Launische Hauptdarstellerin
Der Erste Weltkrieg hat seine Opfer gefordert und so kommt es, dass Violet mit ihren 38 Jahren immer noch bei ihrer Mutter wohnt, da ihr Verlobter im Krieg geblieben ist. Doch das zänkische Wesen ihrer ...
Der Erste Weltkrieg hat seine Opfer gefordert und so kommt es, dass Violet mit ihren 38 Jahren immer noch bei ihrer Mutter wohnt, da ihr Verlobter im Krieg geblieben ist. Doch das zänkische Wesen ihrer verwitweten Mutter macht es ihr nicht leicht. Violet nimmt einen schlecht bezahlten Job an, um überhaupt etwas zum Leben zu haben, die mitleidigen Blicke der Umstehenden versucht sie auszuklammern. In der Kathedrale von Winchester sorgt eine Begegnung dafür, dass Violets Leben sich grundlegend ändert...

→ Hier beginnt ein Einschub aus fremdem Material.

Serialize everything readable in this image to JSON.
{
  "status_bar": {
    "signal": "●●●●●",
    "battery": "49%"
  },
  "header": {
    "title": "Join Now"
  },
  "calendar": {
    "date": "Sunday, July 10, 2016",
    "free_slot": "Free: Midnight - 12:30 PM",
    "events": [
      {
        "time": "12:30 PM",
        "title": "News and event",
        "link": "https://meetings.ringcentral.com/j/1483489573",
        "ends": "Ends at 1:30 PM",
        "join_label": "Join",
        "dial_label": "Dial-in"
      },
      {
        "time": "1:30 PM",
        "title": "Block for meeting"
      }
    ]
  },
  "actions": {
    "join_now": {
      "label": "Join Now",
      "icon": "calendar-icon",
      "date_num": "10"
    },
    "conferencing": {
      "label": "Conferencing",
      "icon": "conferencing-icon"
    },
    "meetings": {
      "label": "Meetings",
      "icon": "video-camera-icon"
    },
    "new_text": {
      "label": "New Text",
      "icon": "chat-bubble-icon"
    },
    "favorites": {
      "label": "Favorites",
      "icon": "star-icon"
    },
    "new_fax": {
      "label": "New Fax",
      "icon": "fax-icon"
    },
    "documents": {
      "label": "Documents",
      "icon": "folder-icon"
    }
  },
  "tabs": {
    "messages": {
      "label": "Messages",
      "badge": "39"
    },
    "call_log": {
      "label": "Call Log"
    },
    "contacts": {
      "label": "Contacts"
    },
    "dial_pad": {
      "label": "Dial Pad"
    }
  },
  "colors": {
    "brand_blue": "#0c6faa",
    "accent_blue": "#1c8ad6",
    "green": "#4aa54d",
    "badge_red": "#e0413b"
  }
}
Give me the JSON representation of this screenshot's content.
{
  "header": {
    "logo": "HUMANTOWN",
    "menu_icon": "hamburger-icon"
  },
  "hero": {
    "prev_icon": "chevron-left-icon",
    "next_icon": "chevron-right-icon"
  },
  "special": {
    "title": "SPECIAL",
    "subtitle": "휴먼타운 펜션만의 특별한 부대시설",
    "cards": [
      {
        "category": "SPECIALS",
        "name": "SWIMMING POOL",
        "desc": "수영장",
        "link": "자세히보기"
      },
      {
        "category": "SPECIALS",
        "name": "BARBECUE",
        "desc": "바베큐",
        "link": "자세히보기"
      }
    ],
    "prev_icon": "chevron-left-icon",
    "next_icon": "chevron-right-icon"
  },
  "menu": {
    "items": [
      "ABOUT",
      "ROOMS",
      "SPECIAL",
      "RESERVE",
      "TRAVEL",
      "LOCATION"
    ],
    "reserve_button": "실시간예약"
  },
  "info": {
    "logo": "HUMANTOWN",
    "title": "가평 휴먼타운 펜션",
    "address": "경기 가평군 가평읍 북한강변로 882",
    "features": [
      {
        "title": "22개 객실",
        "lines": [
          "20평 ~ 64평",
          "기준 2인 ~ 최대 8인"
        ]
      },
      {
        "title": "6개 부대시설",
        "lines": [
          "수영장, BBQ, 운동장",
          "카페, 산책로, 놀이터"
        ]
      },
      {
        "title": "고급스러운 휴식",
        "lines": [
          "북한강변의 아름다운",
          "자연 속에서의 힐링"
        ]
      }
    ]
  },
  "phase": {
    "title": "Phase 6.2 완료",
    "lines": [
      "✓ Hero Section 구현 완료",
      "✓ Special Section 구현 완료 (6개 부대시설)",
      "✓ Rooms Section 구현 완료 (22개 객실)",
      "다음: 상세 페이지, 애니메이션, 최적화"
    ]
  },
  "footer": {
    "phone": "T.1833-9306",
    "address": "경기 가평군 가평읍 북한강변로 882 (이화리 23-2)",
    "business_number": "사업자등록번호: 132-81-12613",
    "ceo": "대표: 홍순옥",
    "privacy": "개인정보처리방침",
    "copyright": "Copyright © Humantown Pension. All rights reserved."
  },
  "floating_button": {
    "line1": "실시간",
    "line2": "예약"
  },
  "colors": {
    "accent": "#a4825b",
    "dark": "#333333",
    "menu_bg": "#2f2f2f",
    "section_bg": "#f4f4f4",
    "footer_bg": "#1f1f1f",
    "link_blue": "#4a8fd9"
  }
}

"Violet" ist ein sehr ruhiger, gediegener Roman, der in meinen Augen viel mehr Kraft und Stärke hätte nach außen transportieren können, wenn er mit ausdrucksstarken und wortgewaltigen Szenen gestaltet worden wäre.
Schon nach den ersten Seiten spürt man, dass hier Detailverliebtheit die Überhand gewinnt und so ist es nicht verwunderlich, dass die ersten Kapitel eher von Teezeremonien, Handarbeit und gleichbeliebendem Alltag geprägt sind. Aber irgendwie macht das auch den Reiz aus, denn nur so kommt man in die Erzählung hinein, versteht die Handlungen der Figuren und kann sich in etwa ein Bild davon machen, wie es gewesen sein muss in einer Zeit, in der man als Frau erst einmal "beweisen" musste, dass man es auch alleine - ohne Mann - schaffen kann, auf eigenen Füßen zu stehen.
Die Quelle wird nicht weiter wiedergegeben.